Spinal Cord and Brain Injury Research Group, Department of Neurological Surgery, Stark Neurosciences Research Institute, Indiana University School of Medicine, 320 W. 15th Street, Indianapolis, IN, 46202, USA.
Department of Microbiology and Immunology, Medical Science Building, MS267, Indiana University School of Medicine, 635 Barnhill Drive, Indianapolis, IN, 46202, USA.
J Neuroinflammation. 2022 Feb 8;19(1):43. doi: 10.1186/s12974-022-02398-x.
Tissue damage and cellular destruction are the major events in traumatic brain injury (TBI), which trigger sterile neuroimmune and neuroinflammatory responses in the brain.
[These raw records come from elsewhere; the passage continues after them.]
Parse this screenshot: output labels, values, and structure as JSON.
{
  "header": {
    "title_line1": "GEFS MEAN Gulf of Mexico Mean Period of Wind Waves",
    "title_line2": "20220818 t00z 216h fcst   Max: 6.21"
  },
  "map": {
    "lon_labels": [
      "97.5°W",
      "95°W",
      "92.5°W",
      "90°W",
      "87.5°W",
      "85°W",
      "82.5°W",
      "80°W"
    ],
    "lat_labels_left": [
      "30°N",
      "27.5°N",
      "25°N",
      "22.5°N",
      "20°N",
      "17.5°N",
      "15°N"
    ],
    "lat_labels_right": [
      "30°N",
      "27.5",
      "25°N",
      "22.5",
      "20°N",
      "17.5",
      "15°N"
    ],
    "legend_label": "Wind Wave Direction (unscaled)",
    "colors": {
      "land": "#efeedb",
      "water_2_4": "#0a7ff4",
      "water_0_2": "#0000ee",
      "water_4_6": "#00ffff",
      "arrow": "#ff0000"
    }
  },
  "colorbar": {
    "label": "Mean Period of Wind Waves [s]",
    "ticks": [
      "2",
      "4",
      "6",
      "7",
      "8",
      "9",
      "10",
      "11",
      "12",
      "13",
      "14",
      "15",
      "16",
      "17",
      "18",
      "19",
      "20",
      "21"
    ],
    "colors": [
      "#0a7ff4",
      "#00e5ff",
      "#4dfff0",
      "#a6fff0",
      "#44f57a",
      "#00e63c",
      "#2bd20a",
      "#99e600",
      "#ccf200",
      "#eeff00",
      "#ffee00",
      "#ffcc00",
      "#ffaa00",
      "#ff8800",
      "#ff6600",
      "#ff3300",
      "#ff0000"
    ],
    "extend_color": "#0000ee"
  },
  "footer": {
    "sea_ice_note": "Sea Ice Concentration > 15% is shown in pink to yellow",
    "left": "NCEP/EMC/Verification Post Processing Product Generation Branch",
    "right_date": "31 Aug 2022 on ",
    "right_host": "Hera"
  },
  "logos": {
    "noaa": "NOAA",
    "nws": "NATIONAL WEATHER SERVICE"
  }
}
While appropriate acute and transient neuroimmune and neuroinflammatory responses facilitate the repair and adaptation of injured brain tissues, prolonged and excessive neuroimmune and neuroinflammatory responses exacerbate brain damage. The mechanisms that control the intensity and duration of neuroimmune and neuroinflammatory responses in TBI largely remain elusive.
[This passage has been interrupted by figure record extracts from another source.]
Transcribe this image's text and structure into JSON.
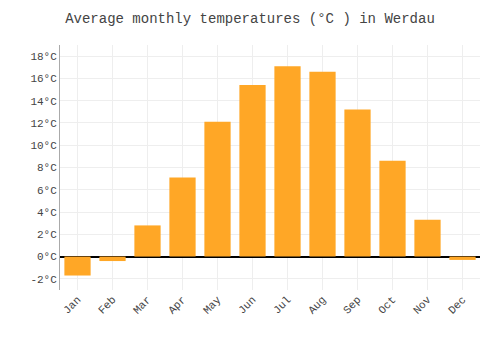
{
  "chart_data": {
    "type": "bar",
    "title": "Average monthly temperatures (°C ) in Werdau",
    "categories": [
      "Jan",
      "Feb",
      "Mar",
      "Apr",
      "May",
      "Jun",
      "Jul",
      "Aug",
      "Sep",
      "Oct",
      "Nov",
      "Dec"
    ],
    "values": [
      -1.7,
      -0.4,
      2.8,
      7.1,
      12.1,
      15.4,
      17.1,
      16.6,
      13.2,
      8.6,
      3.3,
      -0.3
    ],
    "color": "#FFA726",
    "ylim": [
      -3,
      19
    ],
    "yticks": [
      {
        "value": -2,
        "label": "-2°C"
      },
      {
        "value": 0,
        "label": "0°C"
      },
      {
        "value": 2,
        "label": "2°C"
      },
      {
        "value": 4,
        "label": "4°C"
      },
      {
        "value": 6,
        "label": "6°C"
      },
      {
        "value": 8,
        "label": "8°C"
      },
      {
        "value": 10,
        "label": "10°C"
      },
      {
        "value": 12,
        "label": "12°C"
      },
      {
        "value": 14,
        "label": "14°C"
      },
      {
        "value": 16,
        "label": "16°C"
      },
      {
        "value": 18,
        "label": "18°C"
      }
    ],
    "grid": true
  }
}
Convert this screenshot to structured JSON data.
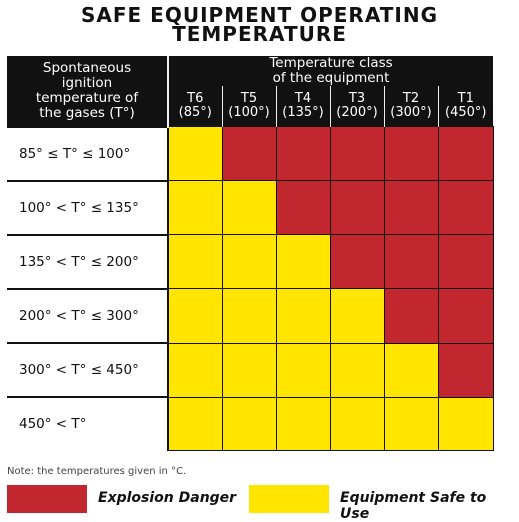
{
  "title": {
    "line1": "SAFE EQUIPMENT OPERATING",
    "line2": "TEMPERATURE"
  },
  "table": {
    "left_header": [
      "Spontaneous",
      "ignition",
      "temperature of",
      "the gases (T°)"
    ],
    "class_header": [
      "Temperature class",
      "of the equipment"
    ],
    "columns": [
      {
        "code": "T6",
        "temp": "(85°)"
      },
      {
        "code": "T5",
        "temp": "(100°)"
      },
      {
        "code": "T4",
        "temp": "(135°)"
      },
      {
        "code": "T3",
        "temp": "(200°)"
      },
      {
        "code": "T2",
        "temp": "(300°)"
      },
      {
        "code": "T1",
        "temp": "(450°)"
      }
    ],
    "rows": [
      {
        "range": "85° ≤ T° ≤ 100°",
        "cells": [
          "safe",
          "danger",
          "danger",
          "danger",
          "danger",
          "danger"
        ]
      },
      {
        "range": "100° < T° ≤ 135°",
        "cells": [
          "safe",
          "safe",
          "danger",
          "danger",
          "danger",
          "danger"
        ]
      },
      {
        "range": "135° < T° ≤ 200°",
        "cells": [
          "safe",
          "safe",
          "safe",
          "danger",
          "danger",
          "danger"
        ]
      },
      {
        "range": "200° < T° ≤ 300°",
        "cells": [
          "safe",
          "safe",
          "safe",
          "safe",
          "danger",
          "danger"
        ]
      },
      {
        "range": "300° < T° ≤ 450°",
        "cells": [
          "safe",
          "safe",
          "safe",
          "safe",
          "safe",
          "danger"
        ]
      },
      {
        "range": "450° < T°",
        "cells": [
          "safe",
          "safe",
          "safe",
          "safe",
          "safe",
          "safe"
        ]
      }
    ]
  },
  "note": "Note: the temperatures given in °C.",
  "legend": {
    "danger_label": "Explosion Danger",
    "safe_label": "Equipment Safe to Use"
  },
  "colors": {
    "danger": "#c2262e",
    "safe": "#ffe500",
    "header_bg": "#111111"
  }
}
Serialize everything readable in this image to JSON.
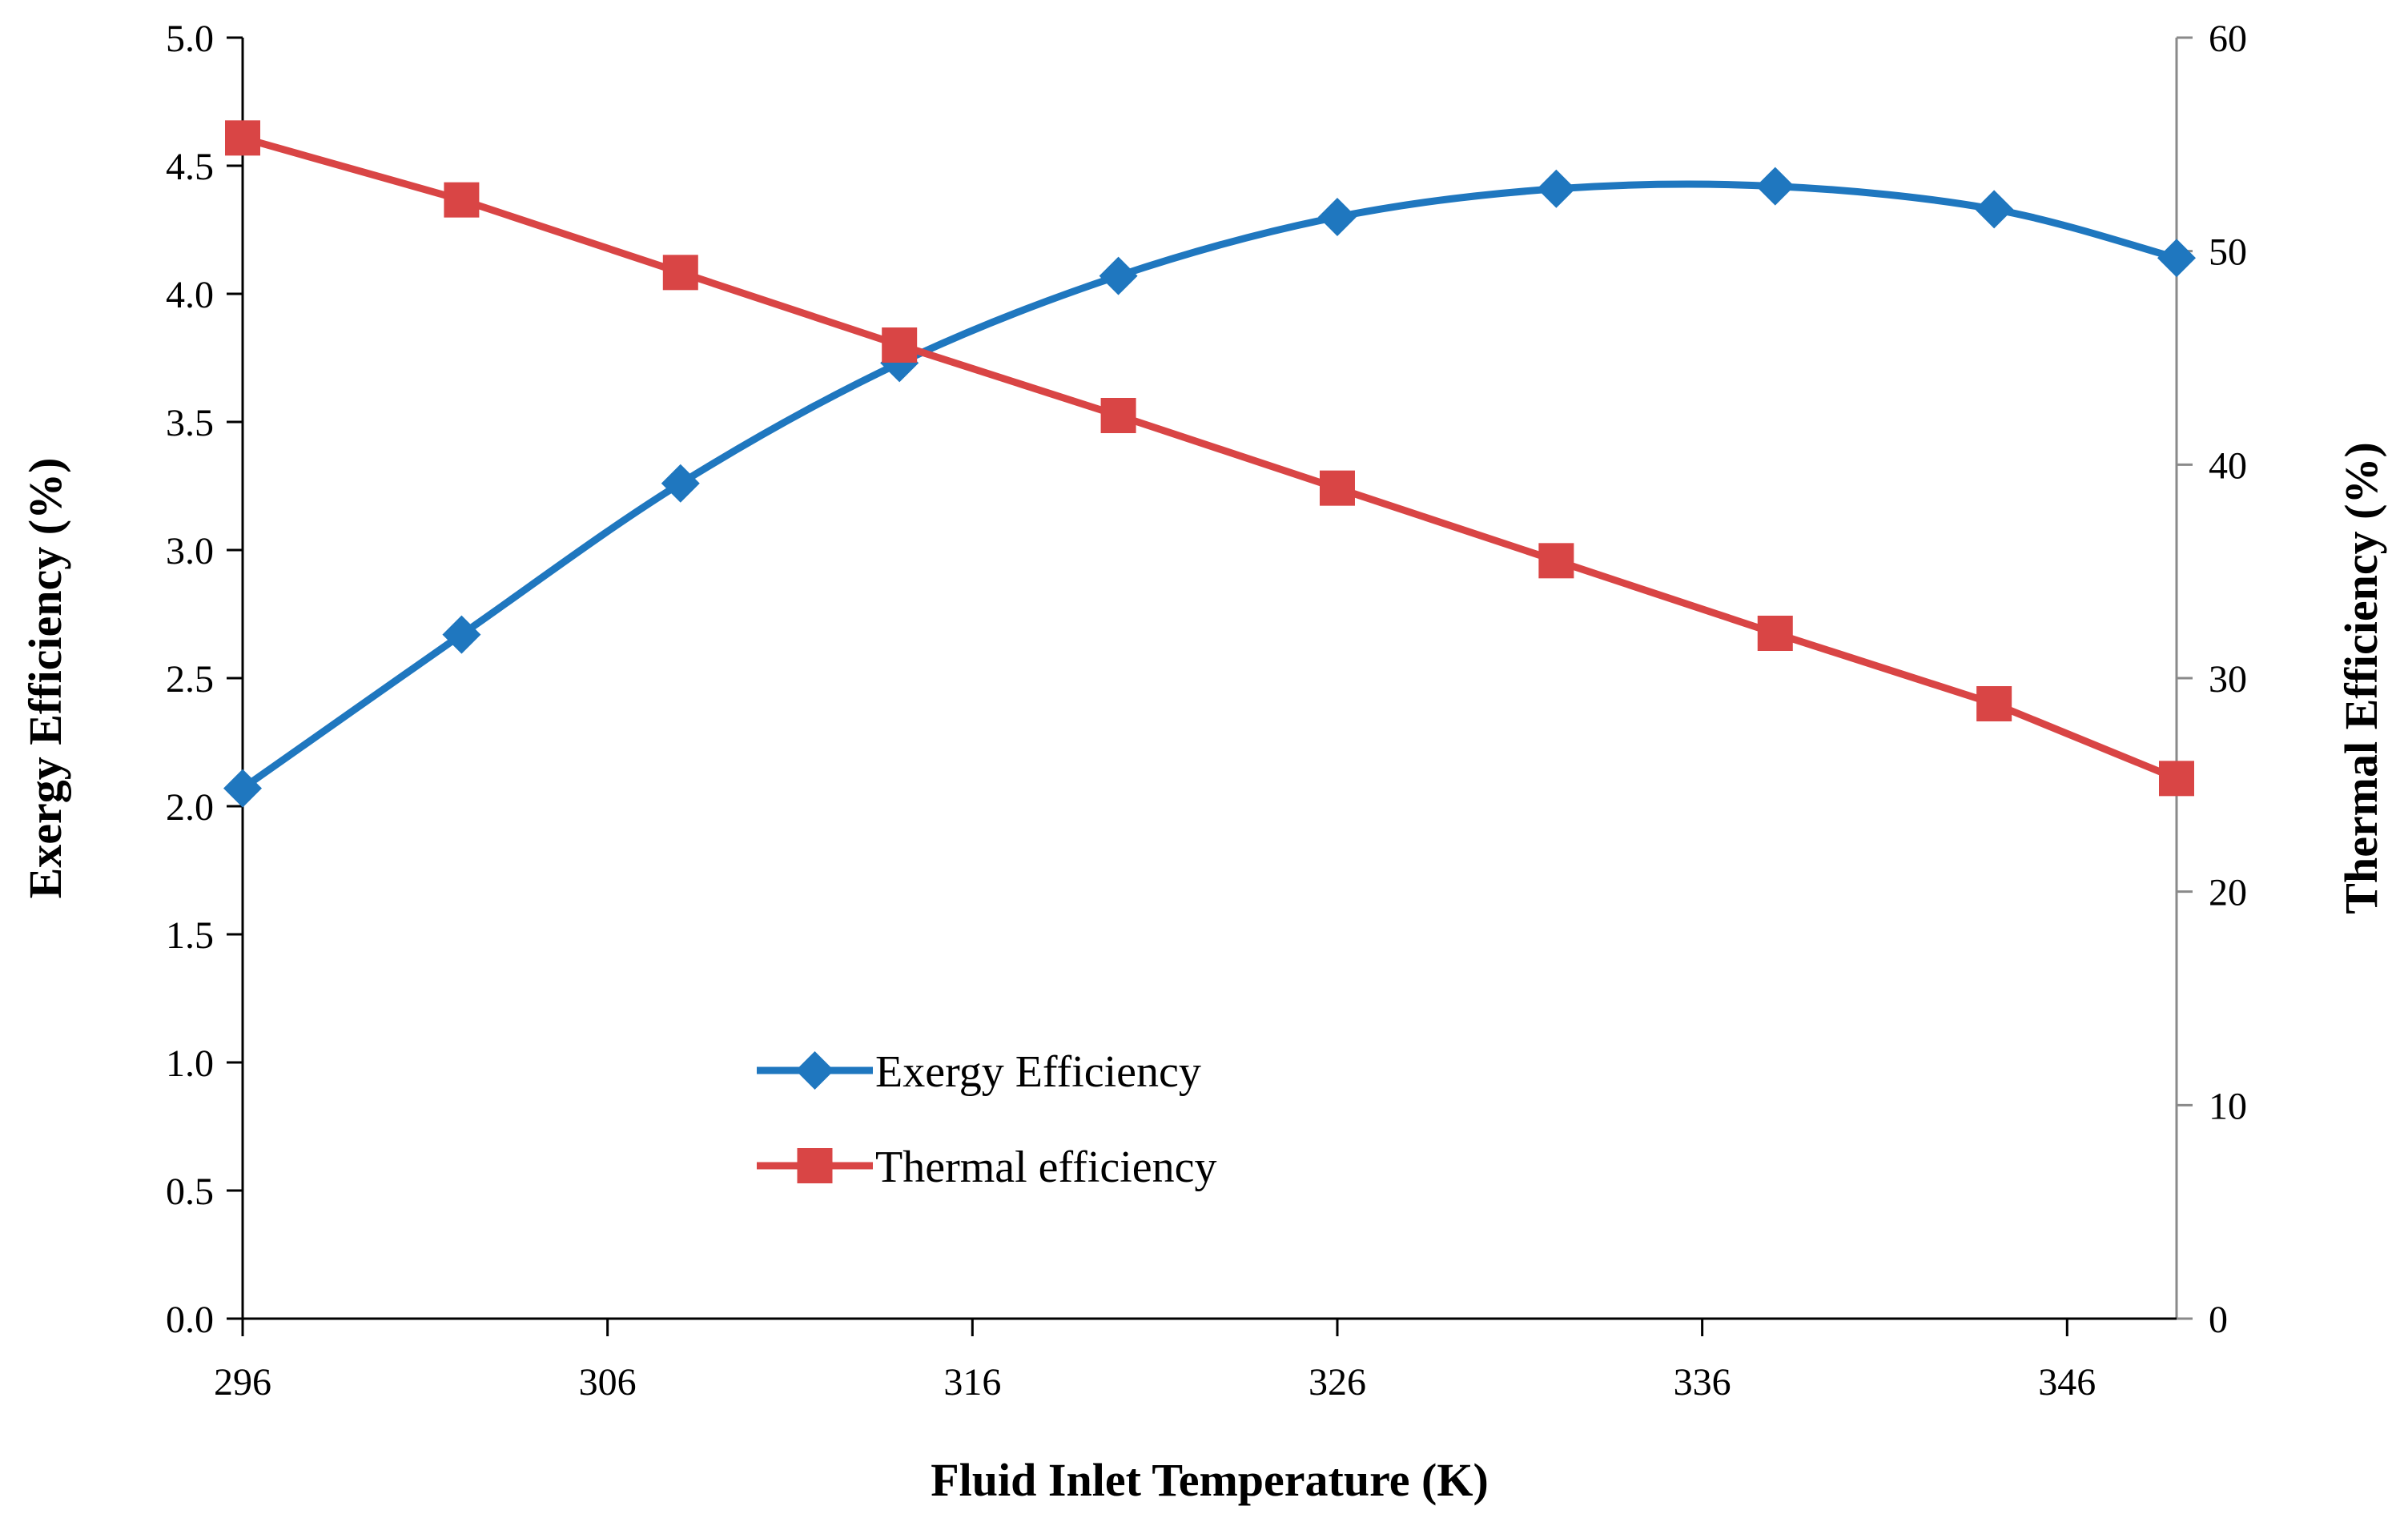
{
  "chart_data": {
    "type": "line",
    "title": "",
    "xlabel": "Fluid Inlet Temperature (K)",
    "ylabel": "Exergy Efficiency (%)",
    "y2label": "Thermal Efficiency (%)",
    "xlim": [
      296,
      349
    ],
    "ylim": [
      0,
      5
    ],
    "y2lim": [
      0,
      60
    ],
    "xticks": [
      "296",
      "306",
      "316",
      "326",
      "336",
      "346"
    ],
    "yticks": [
      "0.0",
      "0.5",
      "1.0",
      "1.5",
      "2.0",
      "2.5",
      "3.0",
      "3.5",
      "4.0",
      "4.5",
      "5.0"
    ],
    "y2ticks": [
      "0",
      "10",
      "20",
      "30",
      "40",
      "50",
      "60"
    ],
    "grid": false,
    "legend_position": "bottom-center",
    "series": [
      {
        "name": "Exergy Efficiency",
        "axis": "left",
        "color": "#1f77bf",
        "marker": "diamond",
        "x": [
          296,
          302,
          308,
          314,
          320,
          326,
          332,
          338,
          344,
          349
        ],
        "values": [
          2.07,
          2.67,
          3.26,
          3.73,
          4.07,
          4.3,
          4.41,
          4.42,
          4.33,
          4.14
        ]
      },
      {
        "name": "Thermal efficiency",
        "axis": "right",
        "color": "#d94545",
        "marker": "square",
        "x": [
          296,
          302,
          308,
          314,
          320,
          326,
          332,
          338,
          344,
          349
        ],
        "values": [
          55.3,
          52.4,
          49.0,
          45.6,
          42.3,
          38.9,
          35.5,
          32.1,
          28.8,
          25.3
        ]
      }
    ]
  }
}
We used the controlled cortical impact (CCI) model of TBI to study the role of immune checkpoints (ICPs), key regulators of immune homeostasis, in the regulation of neuroimmune and neuroinflammatory responses in the brain in vivo.
We found that de novo expression of PD-L1, a potent inhibitory ICP, was robustly and transiently induced in reactive astrocytes, but not in microglia, neurons, or oligodendrocyte progenitor cells (OPCs). These PD-L1 reactive astrocytes were highly enriched to form a dense zone around the TBI lesion. Blockade of PD-L1 signaling enlarged brain tissue cavity size, increased infiltration of inflammatory Ly-6C monocytes/macrophages (M/Mɸ) but not tissue-repairing Ly-6CF4/80 M/Mɸ, and worsened TBI outcomes in mice. PD-L1 gene knockout enhanced production of CCL2 that is best known for its ability to interact with its cognate receptor CCR2 on Ly-6C M/Mϕ to chemotactically recruit these cells into inflammatory sites. Mechanically, PD-L1 signaling in astrocytes likely exhibits dual inhibitory activities for the prevention of excessive neuroimmune and neuroinflammatory responses to TBI through (1) the PD-1/PD-L1 axis to suppress the activity of brain-infiltrating PD-1 immune cells, such as PD-1 T cells, and (2) PD-L1 intrinsic signaling to regulate the timing and intensity of astrocyte reactions to TBI.
PD-L1 astrocytes act as a gatekeeper to the brain to control TBI-related neuroimmune and neuroinflammatory responses, thereby opening a novel avenue to study the role of ICP-neuroimmune axes in the pathophysiology of TBI and other neurological disorders.
组织损伤和细胞破坏是创伤性脑损伤(TBI)的主要事件,它会在大脑中引发无菌性神经免疫和神经炎症反应。虽然适当的急性和短暂的神经免疫和神经炎症反应有助于受损脑组织的修复和适应,但长期和过度的神经免疫和神经炎症反应会加剧脑损伤。控制 TBI 中神经免疫和神经炎症反应强度和持续时间的机制在很大程度上仍不清楚。
我们使用控制皮质撞击(CCI)TBI 模型来研究免疫检查点(ICPs),即免疫稳态的关键调节剂,在体内调节大脑中神经免疫和神经炎症反应中的作用。
我们发现,PD-L1 的新表达,一种有效的抑制性 ICP,在反应性星形胶质细胞中强烈且短暂地诱导,但不在小胶质细胞、神经元或少突胶质细胞祖细胞(OPC)中诱导。这些 PD-L1 反应性星形胶质细胞高度富集,在 TBI 病变周围形成一个密集区。PD-L1 信号阻断增加了炎症性 Ly-6C 单核细胞/巨噬细胞(M/Mɸ)的浸润,但不增加组织修复性 Ly-6CF4/80 M/Mɸ的浸润,并且在小鼠中加重了 TBI 结局。PD-L1 基因敲除增强了 CCL2 的产生,CCL2 以其与 Ly-6C M/Mϕ上的同源受体 CCR2 相互作用的能力而闻名,能够趋化性地将这些细胞招募到炎症部位。在机制上,星形胶质细胞中的 PD-L1 信号可能通过(1)PD-1/PD-L1 轴抑制大脑浸润的 PD-1 免疫细胞(如 PD-1 T 细胞)的活性,以及(2)PD-L1 内在信号来发挥双重抑制作用,以防止 TBI 引起的过度神经免疫和神经炎症反应,从而调节星形胶质细胞对 TBI 的反应的时间和强度。
PD-L1 星形胶质细胞作为大脑的守门员,控制与 TBI 相关的神经免疫和神经炎症反应,从而为研究 ICP-神经免疫轴在 TBI 和其他神经疾病的病理生理学中的作用开辟了新途径。